In Janetos v. Fulton Friedman & Gullace, LLP, debt buyer Asset Acceptance had filed debt collection lawsuits against four different consumers in 2008 and 2009: Bernave, Fujioka, Janetos, and King. The company won the suits against Fujioka and King, voluntarily dismissed the case against Bernave, and lost the case against Janetos.

At some point, Asset retained Fulton Friedman & Gullace (FF&G) to collect debts on its behalf. On or about December 12, 2011, FF&G sent form collection letters to Janetos’s and Bernave’s counsel and to King and Fujioka directly.

All four letters contained the following disclosure near the top, changed slightly for the letters that went to counsel:

Please be advised that your [the] above referenced account has been transferred from Asset Acceptance, LLC to Fulton, Friedman & Gullace, LLP. If you have [your client has] already entered into a payment plan or settlement arrangement with Asset Acceptance, LLC, please note that we are committed to honoring the same.

The plaintiffs filed an FDCPA suit claiming that the phrase “has been transferred” was confusing to the least sophisticated consumer regarding the current ownership of the debt.

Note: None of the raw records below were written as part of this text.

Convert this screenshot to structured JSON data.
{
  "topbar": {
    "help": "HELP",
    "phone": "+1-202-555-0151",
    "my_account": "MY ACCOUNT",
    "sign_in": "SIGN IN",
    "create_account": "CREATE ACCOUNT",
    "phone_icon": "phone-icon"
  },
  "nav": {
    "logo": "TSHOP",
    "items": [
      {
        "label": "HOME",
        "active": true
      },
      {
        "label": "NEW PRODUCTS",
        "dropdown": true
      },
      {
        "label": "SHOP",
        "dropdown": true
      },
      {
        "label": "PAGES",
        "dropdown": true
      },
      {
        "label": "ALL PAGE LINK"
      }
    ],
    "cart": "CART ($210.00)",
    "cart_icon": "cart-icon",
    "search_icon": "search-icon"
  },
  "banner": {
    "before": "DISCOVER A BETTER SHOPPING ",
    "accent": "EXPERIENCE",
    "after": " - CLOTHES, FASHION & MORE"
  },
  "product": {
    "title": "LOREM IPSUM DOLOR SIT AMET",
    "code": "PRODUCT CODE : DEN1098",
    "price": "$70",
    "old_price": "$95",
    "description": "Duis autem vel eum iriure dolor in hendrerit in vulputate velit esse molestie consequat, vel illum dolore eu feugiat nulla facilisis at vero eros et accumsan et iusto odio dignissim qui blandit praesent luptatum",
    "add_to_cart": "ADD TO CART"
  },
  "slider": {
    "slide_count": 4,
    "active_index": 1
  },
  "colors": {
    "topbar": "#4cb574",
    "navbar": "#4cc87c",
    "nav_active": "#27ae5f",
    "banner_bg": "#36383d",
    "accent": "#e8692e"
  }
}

Furthermore, the attorney for the plaintiffs claimed that the wording was confusing even to him, and that it was a violation under the more onerous “competent attorney” standard.

The case was granted class action status last year.

In reviewing the defendants’ motion to dismiss, District Judge Thomas M. Durkin bought neither of the plaintiffs’ arguments.

For the two consumers that received the letters directly, the plaintiffs relied exclusively on the letters themselves and their own affidavits stating that they found the letters confusing. “This evidence is insufficient to support summary judgment in their favor, and also insufficient to create a material factual dispute for trial,” wrote Durkin.

But Durkin went further and noted that, “Even if the plaintiffs had established that FF&G’s letters would confuse a significant fraction of the population, their claims would still fail because the letters are not materially misleading.”

Addressing the letters sent to plaintiffs’ counsel, Judge Durkin had a hard time believing that professional consumer attorney Daniel Edelman’s claim that “I was unable to tell from reading the letters whether the Janetos and Bernave accounts were owned by (a) [Asset], (b) FF&G, or (c) some third party that had retained FF&G to collect on those accounts.” Edelman claimed that additional research – and Internet search — was required to conclude that Asset owned the accounts and FF&G were collecting on them.

Durkin noted that the standard used in the Seventh Circuit “presumes that the competent attorney will perform some investigation,” and that Edelman’s Internet search was just that. “The internet searches that Mr. Edelman describes would take a competent attorney a few minutes to complete and dispel any confusion created by the word “transferred,’” Durkin wrote.

Besides, Durkin noted, Edelman’s confusion is irrelevant since Durkin would have ruled that the letters were not materially misleading, as with the letters sent directly to the two other consumers.

Durkin granted the defendants’ motion to dismiss.

The case has already been appealed to the Seventh Circuit Court.